1Kor 14,28 Wenn aber kein Ausleger da ist, so schweige er in der Versammlung, rede aber sich selbst und Gott.
1Kor 14,4 Wer in einer Sprache redet, erbaut sich selbst; wer aber weissagt, erbaut die Versammlung.
 
Vers 14,4 gibt Antwort: Weil man sich dadurch selbst auferbaute. Auferbauung ist doch das Notwendige.
Man kann auch nur andere auferbauen, wenn man selbst auferbaut ist.
 
Da diese Gabe zur Auferbauung fremdsprachiger Zuhörer gedacht war, verfehlte diese Ansprache natürlich ihr
Ziel, wenn kein Zuhörer da war, der den Inhalt dieser Worte verstand.
Wenn Sprachenrede in der Versammlung, dann schon letztendlich so, daß alle diese sprachlich verstehen.
 
So ist man ja auch manchmal überfordert, so auf die Schnelle, bekannte, verständliche Texte seinem Gegenüber
(Versammlung) zu erklären, damit diese(r) auch auferbaut wird.
So machte es auch Paulus, indem er in der Gemeinde zu Korinth nicht in anderer Sprache reden wollte, als nur
in verständlicher Sprache. Er um dieses Problem wußte.
 
a) Damit er keinen Schaden verursacht, wenn er es schon nicht unter Kontrolle hat und einfach nicht lassen kann, dann wenigstens allein und nicht öffentlich ohne Ausleger
 
Den Schaden sehe ich nur darin, daß den anderen die "Zeit gestohlen" wurde und sich  bei doch
göttlicher Botschaft, welche letztendlich niemand verstand.
 
b) Soll es vielleicht doch eine Art Gebet sein, denn wozu sollte Paulus ihn sonst dazu auffordern
Er soll die Auferbauung für sich selber nutzen, wenn er schon nicht seiner Aufgabe die Versammlung zu erbauen nachkommen kann.
 
c) Oder soll es ein Zeugnis für Ungläubige sein, wenn er zwar für sich selbst zu Gott redet, aber zufällig ein Ungläubiger vorbeikommt und es hört draussen ausserhalb der Gemeinde ...
 
Lieber Chris, wie sollen es die draußen hören, wenn die drinnen sind, es nicht mal mehr hören.

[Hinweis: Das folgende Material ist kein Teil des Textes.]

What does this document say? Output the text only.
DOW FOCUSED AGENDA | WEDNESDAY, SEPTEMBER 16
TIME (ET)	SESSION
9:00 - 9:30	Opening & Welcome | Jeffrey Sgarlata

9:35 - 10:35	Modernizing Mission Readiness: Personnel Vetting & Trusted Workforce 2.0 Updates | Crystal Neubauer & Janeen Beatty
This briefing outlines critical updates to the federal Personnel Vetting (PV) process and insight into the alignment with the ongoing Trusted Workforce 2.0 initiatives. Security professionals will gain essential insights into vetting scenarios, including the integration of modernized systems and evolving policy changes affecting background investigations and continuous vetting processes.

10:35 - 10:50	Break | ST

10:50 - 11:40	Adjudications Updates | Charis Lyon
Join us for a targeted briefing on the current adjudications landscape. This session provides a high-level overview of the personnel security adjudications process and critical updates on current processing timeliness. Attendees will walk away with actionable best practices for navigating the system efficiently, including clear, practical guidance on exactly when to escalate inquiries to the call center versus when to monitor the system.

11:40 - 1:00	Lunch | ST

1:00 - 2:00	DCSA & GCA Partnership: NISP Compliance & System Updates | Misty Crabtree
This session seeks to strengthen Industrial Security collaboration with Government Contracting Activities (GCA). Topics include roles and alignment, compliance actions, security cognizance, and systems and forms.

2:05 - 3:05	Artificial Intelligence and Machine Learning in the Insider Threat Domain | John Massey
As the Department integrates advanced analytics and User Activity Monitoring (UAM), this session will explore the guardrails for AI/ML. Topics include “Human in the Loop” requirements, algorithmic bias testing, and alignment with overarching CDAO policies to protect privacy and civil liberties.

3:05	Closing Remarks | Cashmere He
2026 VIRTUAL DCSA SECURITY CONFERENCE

1Kor 14,28 .... , so schweige er in der Versammlung, .... .
 
Wie ich es erlebt habe bei den Pfingstlern:
Eine etwas ältere Frau redete des öfteren in Zungen, ich nenne es einmal ihr "luri duri ....."  und anschließend legte sie es
aus: Großes will Gott tun ... so habe ich es noch im Ohr... und brachte dann als Übersetzung oft einen Bibelvers.
Ein anderer Ausleger klärte mich auf und meinte, daß diese Auslegung falsch sei, weil sie Bibelverse brachte.